Gregory "Krikko" Obbott is a contemporary Nigerian-American artist and architect who is best known for his enormous pencil drawings of city-scapes. Some of his works are on display in large public transit hubs, and can be bought from vendors at tourist attractions such as the Empire State Building, the Statue of Liberty, Fifth Avenue, and the Skyscraper Museum. "Krikko" is the name he uses to sign all of his works.

==Notable works==
Krikko has produced over 15,000 drawings of city buildings, many drawn from postcards and photographs. He is currently producing work through Krikko Productions offices, located on Winthrop Avenue in New Haven, CT. Some of his works include:

- "Super Big Apple" (1995), a 15′×20′ pencil drawing of Manhattan, NYC. The piece required 2,496 pencils to draw, and depicts over 10,000 buildings and 150,000 windows.

==Personal life==
Krikko comes from Okon town in ikot abasi local government area of akwa ibom state, south Nigeria.
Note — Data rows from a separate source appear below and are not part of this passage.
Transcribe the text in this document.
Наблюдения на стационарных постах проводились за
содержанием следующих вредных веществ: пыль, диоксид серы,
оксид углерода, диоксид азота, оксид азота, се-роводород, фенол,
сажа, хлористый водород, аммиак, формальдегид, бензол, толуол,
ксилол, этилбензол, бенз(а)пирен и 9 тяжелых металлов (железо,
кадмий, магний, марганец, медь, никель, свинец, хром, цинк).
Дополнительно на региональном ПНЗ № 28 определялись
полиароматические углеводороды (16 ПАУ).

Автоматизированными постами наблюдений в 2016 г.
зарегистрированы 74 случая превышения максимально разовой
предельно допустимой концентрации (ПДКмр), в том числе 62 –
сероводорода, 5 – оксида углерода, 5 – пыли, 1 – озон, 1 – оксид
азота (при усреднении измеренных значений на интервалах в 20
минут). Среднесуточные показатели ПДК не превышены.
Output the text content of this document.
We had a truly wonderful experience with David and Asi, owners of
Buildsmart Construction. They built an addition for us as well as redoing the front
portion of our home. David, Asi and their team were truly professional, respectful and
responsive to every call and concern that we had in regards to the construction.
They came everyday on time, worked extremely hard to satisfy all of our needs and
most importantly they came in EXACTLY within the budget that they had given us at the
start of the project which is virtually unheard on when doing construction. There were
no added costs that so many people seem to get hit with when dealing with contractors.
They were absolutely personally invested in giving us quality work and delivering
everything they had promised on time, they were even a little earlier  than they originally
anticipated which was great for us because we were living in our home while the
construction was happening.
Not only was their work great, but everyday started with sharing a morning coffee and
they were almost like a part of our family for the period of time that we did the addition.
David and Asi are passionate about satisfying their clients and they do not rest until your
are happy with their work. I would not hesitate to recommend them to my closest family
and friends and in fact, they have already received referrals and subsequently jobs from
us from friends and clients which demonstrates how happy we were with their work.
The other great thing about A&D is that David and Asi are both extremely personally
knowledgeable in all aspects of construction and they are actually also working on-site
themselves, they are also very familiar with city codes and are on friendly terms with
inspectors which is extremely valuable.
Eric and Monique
He was the only child of his parents. His mother died at his birth, so the sole responsibility fell to his father to raise him.

Krikko was married to and later separated from a popular Nollywood actress OBOT ETUK; they have two(2) kids together namely Obot Ubong and Obot Idara.

Krikko immigrated to the United States from Nigeria in 1974, and later attended the University of Southwestern Louisiana within the School of Arts and Architecture, graduating in 1981. Since 1990, he has been living in New Haven, Connecticut, where he has continued making use of his architectural degree. In 2007 Krikko purchased the building of the former Phillip Fresenius House stable from the city of New Haven for $5,000. The building, located at 210 West Street, atop "The Hill", had been abandoned since the closure of the brewery in 1977. At the time it was purchased by Krikko, the building was structurally unsound and littered with drug needles and animal waste. He plans to turn the building into "A Pencil Museum In the Hill;" a kid-friendly museum with a public gallery and studio space. The city of New Haven has embraced the project, as they seek to rebuild the surrounding area.

Outside of his profession as an artist, Krikko is a passionate jazz saxophonist.